European Union leaders failed to unlock an agreement on a 750 billion-euro ($860 billion) response to the coronavirus pandemic after a second day of sparring in Brussels and will come back to try again on Sunday.
Leaders continued with informal talks after negotiations broke up at at 11 p.m. on Saturday as they tried to find common ground on the composition of the fund and the conditions attached to it. A crucial late-night meeting including Dutch Prime Minister Mark Rutte, Germany’s Angela Merkel and Emmanuel Macron of France ended abruptly in a dispute over how much of the package should be disbursed as grants and how much as loans.
Germany and France are insisting that at least 400 billion euros should be handouts and Rutte and four other fiscal hawks from northern Europe are pushing for a much lower figure, a French diplomat said. After several attempts at finding a compromise, Merkel and Macron left the meeting and returned to their hotel together for further discussions, the diplomat said.
“They are walking away grumpy,” Rutte told reporters afterward. “A compromise is possible tomorrow but there remain big issues.”
With investors already pricing in a deal after a series of bold announcement in recent weeks, leaders are under intense pressure to bridge their differences before financial markets open on Monday.
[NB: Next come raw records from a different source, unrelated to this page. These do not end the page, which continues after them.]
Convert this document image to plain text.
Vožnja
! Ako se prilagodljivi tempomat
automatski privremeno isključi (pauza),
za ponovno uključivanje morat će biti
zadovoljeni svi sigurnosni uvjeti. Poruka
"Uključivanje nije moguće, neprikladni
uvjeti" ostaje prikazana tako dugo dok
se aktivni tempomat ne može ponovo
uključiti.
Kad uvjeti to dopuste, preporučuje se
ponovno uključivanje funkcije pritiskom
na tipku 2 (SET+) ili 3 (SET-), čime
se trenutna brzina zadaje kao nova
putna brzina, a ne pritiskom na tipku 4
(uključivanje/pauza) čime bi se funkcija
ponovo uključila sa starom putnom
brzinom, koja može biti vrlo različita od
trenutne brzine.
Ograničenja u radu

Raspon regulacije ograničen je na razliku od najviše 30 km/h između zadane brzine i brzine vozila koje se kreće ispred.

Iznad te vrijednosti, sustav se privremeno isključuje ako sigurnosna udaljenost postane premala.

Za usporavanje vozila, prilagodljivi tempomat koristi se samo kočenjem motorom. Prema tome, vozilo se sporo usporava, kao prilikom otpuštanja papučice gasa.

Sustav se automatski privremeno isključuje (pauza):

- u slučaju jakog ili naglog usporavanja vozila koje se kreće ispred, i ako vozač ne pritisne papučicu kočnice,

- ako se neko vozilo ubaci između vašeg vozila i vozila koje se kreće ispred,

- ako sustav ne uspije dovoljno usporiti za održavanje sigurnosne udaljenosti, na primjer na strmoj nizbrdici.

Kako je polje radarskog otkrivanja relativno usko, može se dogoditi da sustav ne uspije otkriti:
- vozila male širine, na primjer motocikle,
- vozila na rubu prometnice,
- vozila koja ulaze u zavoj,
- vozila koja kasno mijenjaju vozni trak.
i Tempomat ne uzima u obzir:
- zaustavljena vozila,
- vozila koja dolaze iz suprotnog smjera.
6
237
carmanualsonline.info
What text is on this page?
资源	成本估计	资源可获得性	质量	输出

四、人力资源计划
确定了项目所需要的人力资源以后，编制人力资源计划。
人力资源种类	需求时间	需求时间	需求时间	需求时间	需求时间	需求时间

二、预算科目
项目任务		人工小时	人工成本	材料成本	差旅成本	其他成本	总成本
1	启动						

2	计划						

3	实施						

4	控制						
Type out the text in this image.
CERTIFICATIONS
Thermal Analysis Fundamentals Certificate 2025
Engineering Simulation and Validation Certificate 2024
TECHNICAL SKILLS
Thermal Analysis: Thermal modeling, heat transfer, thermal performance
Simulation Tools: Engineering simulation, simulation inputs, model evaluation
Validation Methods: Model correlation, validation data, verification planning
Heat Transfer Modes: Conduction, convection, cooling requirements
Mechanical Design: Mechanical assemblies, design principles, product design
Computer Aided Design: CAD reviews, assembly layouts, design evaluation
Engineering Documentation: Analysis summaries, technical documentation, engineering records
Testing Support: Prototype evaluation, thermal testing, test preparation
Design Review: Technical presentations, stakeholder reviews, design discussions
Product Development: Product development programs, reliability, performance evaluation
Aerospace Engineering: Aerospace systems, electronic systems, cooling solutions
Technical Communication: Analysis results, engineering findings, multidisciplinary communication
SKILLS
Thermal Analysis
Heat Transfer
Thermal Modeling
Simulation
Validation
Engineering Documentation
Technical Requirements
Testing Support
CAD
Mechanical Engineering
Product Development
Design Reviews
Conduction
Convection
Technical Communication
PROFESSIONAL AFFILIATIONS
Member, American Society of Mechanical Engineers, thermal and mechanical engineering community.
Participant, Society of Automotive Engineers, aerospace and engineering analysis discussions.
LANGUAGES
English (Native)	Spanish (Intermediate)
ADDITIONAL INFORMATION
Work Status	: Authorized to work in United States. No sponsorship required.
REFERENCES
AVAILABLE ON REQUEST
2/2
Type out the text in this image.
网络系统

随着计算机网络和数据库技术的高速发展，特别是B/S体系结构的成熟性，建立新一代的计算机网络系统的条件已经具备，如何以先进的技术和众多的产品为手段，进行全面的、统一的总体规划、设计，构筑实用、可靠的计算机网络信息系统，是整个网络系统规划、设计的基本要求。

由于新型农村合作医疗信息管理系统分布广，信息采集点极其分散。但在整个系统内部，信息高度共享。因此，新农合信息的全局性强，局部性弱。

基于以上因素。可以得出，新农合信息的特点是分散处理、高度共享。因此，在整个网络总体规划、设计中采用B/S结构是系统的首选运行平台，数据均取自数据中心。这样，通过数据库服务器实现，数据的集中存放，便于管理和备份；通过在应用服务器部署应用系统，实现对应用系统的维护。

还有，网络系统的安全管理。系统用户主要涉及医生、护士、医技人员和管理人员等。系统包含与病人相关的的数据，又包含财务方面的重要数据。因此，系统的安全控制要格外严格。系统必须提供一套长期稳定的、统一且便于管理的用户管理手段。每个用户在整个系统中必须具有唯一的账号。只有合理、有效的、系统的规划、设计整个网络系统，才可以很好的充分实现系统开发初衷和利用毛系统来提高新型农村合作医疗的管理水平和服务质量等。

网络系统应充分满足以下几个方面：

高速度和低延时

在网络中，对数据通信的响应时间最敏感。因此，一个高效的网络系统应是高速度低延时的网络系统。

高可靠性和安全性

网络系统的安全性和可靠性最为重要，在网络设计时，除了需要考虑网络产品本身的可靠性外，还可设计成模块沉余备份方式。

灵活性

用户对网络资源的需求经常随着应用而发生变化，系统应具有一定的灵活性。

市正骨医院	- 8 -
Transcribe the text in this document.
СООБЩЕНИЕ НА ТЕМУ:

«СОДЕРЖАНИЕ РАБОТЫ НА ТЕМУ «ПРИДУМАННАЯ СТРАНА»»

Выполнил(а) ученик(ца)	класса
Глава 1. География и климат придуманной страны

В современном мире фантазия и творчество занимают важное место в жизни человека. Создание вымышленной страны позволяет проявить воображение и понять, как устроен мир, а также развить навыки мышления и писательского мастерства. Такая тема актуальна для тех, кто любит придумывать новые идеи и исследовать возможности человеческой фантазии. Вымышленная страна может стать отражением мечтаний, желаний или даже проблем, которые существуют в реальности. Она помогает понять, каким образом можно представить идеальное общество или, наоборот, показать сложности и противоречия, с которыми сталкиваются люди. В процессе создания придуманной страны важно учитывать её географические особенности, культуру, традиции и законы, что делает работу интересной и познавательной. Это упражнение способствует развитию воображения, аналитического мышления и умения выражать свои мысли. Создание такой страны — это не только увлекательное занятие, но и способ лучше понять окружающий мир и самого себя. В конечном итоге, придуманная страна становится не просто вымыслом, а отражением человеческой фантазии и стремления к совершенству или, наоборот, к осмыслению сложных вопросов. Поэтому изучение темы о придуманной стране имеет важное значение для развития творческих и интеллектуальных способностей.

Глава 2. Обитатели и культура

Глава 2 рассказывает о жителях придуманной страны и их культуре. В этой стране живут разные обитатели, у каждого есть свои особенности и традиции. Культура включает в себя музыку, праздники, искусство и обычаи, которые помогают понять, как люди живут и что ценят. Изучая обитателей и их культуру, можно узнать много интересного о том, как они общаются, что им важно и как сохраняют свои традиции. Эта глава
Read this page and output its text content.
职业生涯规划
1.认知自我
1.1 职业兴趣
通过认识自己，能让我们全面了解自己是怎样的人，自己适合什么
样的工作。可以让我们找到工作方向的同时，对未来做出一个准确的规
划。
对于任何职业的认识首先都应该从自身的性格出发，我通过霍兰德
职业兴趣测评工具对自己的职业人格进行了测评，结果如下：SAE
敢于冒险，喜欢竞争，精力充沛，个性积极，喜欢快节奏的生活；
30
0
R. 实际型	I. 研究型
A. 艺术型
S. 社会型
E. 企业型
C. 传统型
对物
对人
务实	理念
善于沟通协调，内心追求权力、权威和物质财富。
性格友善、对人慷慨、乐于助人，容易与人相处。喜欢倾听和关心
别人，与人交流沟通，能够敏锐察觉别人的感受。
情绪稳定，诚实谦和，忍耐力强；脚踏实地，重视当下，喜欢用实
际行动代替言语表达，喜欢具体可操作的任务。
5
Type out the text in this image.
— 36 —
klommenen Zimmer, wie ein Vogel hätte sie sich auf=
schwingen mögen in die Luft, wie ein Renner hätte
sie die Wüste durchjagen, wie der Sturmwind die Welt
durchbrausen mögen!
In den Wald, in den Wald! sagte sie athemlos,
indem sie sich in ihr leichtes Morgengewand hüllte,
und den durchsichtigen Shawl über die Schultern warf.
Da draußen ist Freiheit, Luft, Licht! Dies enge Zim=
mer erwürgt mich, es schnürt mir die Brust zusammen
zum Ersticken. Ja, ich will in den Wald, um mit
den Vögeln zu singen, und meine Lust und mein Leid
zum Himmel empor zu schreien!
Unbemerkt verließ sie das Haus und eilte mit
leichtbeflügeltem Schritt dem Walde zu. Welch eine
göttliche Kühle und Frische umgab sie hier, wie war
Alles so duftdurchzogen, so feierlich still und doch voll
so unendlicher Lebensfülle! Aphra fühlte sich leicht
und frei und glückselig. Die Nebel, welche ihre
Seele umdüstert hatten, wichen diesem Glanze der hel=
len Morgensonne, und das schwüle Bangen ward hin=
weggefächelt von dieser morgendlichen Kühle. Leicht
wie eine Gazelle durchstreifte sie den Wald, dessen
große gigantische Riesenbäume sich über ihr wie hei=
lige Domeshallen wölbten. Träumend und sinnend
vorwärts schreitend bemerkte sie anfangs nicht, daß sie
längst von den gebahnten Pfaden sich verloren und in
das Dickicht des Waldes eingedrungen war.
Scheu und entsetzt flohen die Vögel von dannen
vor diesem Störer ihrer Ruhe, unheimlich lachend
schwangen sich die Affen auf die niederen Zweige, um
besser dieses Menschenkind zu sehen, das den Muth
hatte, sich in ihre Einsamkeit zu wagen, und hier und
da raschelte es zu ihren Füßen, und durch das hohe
Yet the battle has exposed the fault lines at the heart of the EU. Fiscally hawkish countries from northern Europe are showing their resentment at paying for the pandemic while the southern countries worst affected are struggling to contain their outrage at the lack of solidarity.
“We will keep going because we have to resolve it,” Italian Prime Minister Giuseppe Conte told reporters. “Delaying this does no good to anyone.”
Rutte and his allies from Austria, Denmark, Sweden and Finland are trying to water down the handouts that the highly indebted South sees as critical for shoring up its finances. While Saturday proved less bad-tempered and more constructive than Friday’s gathering, it was still difficult to discern much progress. Conte called it a “deadlock” while a German diplomat said the talks had reached a critical phase.